I want to introduce you to Amanda Rhines. She is passionate about inclusion, and an advocate for people with disabilities. She is also Disability Network/Lakeshore’s newest executive director, having started her new role in September.
Disability Network/Lakeshore (DNL) is an important organization to me. Having started my advocacy career there in 2002 and leaving in 2018, it was the organization that created a lifelong disability advocate. Even though I’ve been gone for three years, I’ve got so much respect and love for the staff and mission.
Serving Allegan and Ottawa counties since 1992, DNL annually helps more than 1,500 people with a vast array of disabilities to lead productive lives. Its mission is to connect those with disabilities to resources and opportunities while building communities where everyone can participate, contribute and belong.
I jumped at the chance to sit down with Rhines for a meeting. I had heard from colleagues that she was a breath of fresh air, passionate and motivated. Rhines previously spent 10 years at D.A. Blodgett-St. John’s (DABSJ), where she developed programming, education and community workshops.
“Since the birth of my son, I’ve witnessed firsthand the limitations that are unfairly placed on people with disabilities,” says Rhines. “I’m excited to create more inclusive communities with an organization that is rethinking disability, challenging the paradigms and working with, not for, people.”
Leap into advocacy
Rhines has first-hand disability advocacy experience. She is the mother of Cooper, who has Down syndrome and autism. Cooper is 9 years old. Rhines has always been someone who advocated for her son. Eventually, she says, her efforts moved in the direction of inclusive education.
Amanda Rhines and her son, Cooper. Rhines is the new leader of Disability Network/Lakeshore.
She sought out and received Special Education Advocacy Training through the Council of Parent Attorneys and Advocates. After receiving the training, Rhines started to incorporate it into her work with kids in the residential program at DABSJ. Many of the kids have emotional impairments or receive special education services. She saw a need that needed to be addressed and created a space to start advocating for those kids.
Rhines also started educating and coaching parents of children with Down syndrome on how to advocate. She says parents of children with Down syndrome tend to experience a lot more assumptions that they won’t be included in general education. She wanted to make sure parents were prepared.
Desire to grow professionally
Rhines wasn’t looking for a job when the DNL executive director position was forwarded to her. In fact, she had no clue what a Center for Independent Living and DNL were until she saw the job posting. She had to do her research.

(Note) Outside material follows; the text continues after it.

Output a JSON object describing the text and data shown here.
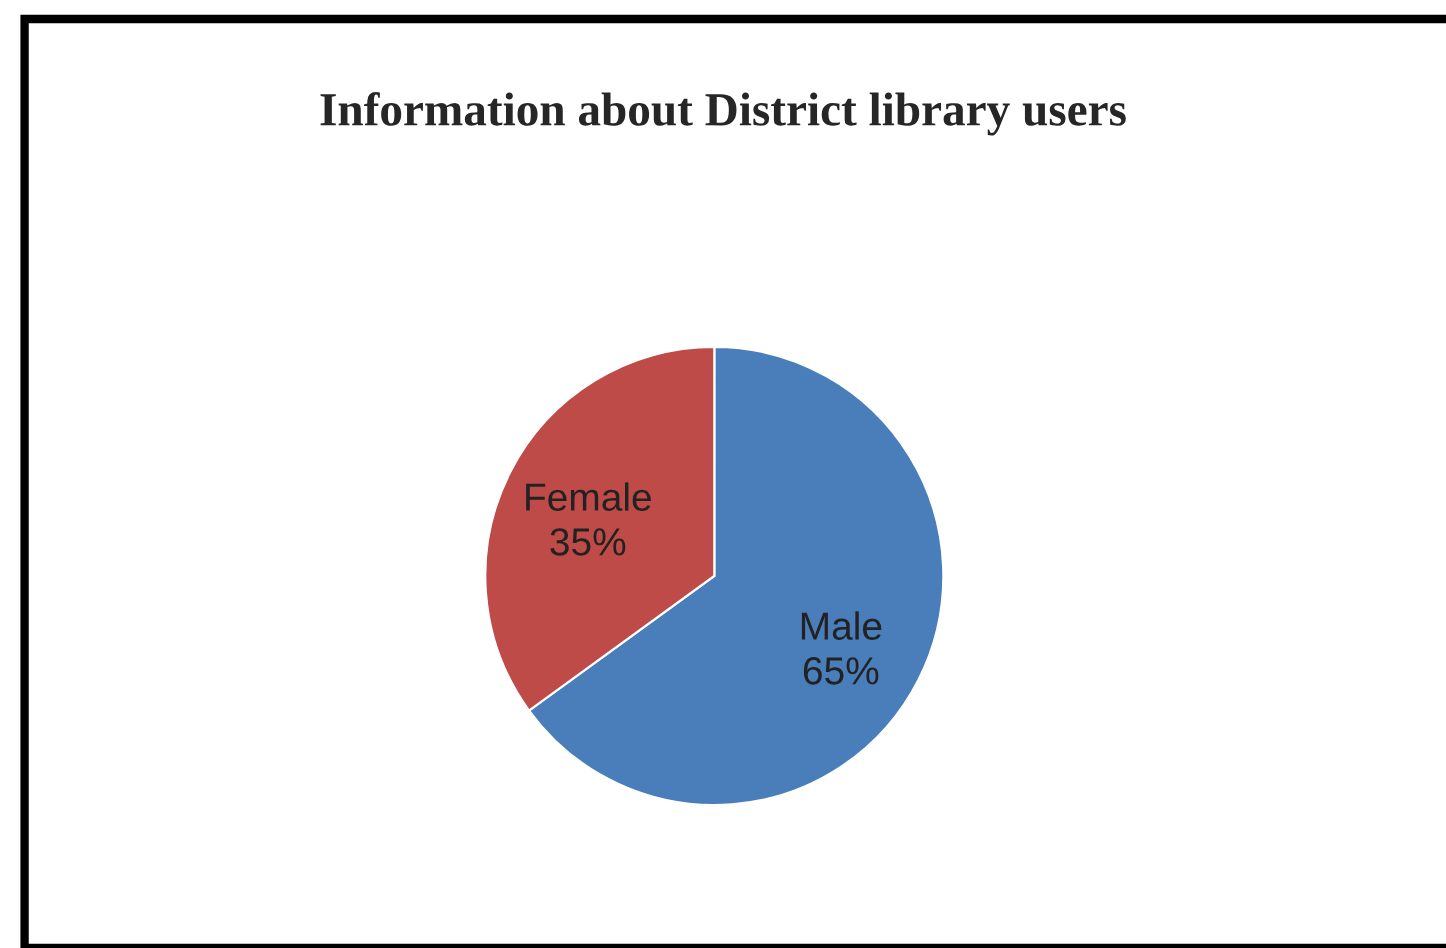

“Holy cow — there’s this whole network dedicated to independent living, and not only that, but it’s consumer-driven,” Rhines says. “It’s not other people saying, ‘Here’s what you need.’ That, to me, just spoke to who I am personally.”
One of the things that hit her was the realization that, if the mission of DNL succeeds, it creates a community where her son succeeds. Rhines wants her son to be independent. She wants him to be able to say what he wants and have the support to do that. She says she wants him to receive support without any preconceived limitations from someone else or societal structure.

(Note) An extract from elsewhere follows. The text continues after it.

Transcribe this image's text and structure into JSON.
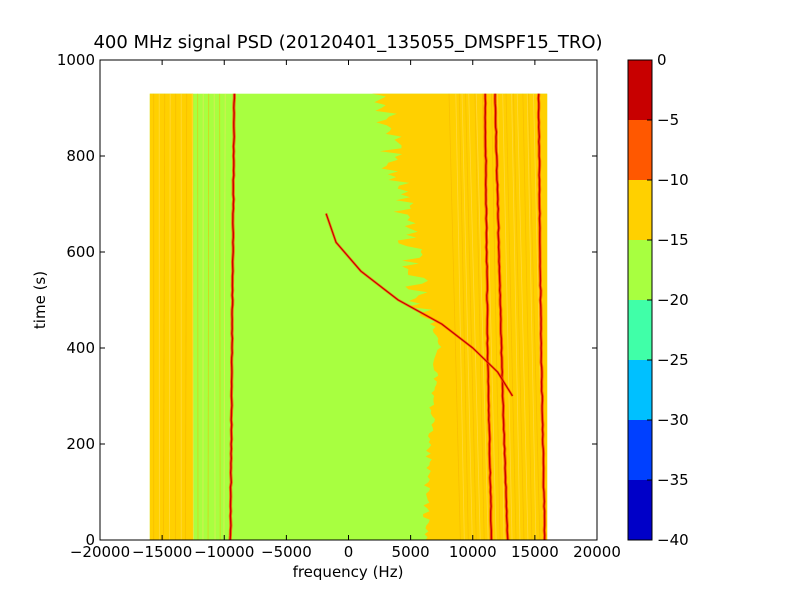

Rhines decided to apply for the position.
New role and what’s ahead
As a seasoned leader, Rhines brings career-long experience in creative team leadership, strategic engagement, fundraising and program management.
“Amanda has been a lifelong advocate for those who don’t have a voice, helping them achieve,” says Rick Diamond, interim director of DNL. “In her professional and personal life, she is deeply invested, and we are excited for her to guide Disability Network/Lakeshore to achieve our goals.
“These experiences will align with DNL’s organizational needs related to programming, volunteer matching, program facilitation and building awareness for what we do in the community,” Diamond says.
Rhines wants the community to know that the success of DNL’s mission is personal to her because it impacts the community in which her son will grow up. Inclusion is her primary focus, she says. Inclusion goes beyond education for her, ensuring all spaces include everybody, adding inclusion is meaningful access.
Rhines has goals of connecting more to the community through programs and developing leaders with disabilities. She would like to help individuals with disabilities develop their voices even further, not just for personal advocacy, but advocacy for the whole community.
“I want the community to understand DNL is cross-disability. We’re here to work with people and not for people,” Rhines says. “We firmly believe in the idea of consumer control.”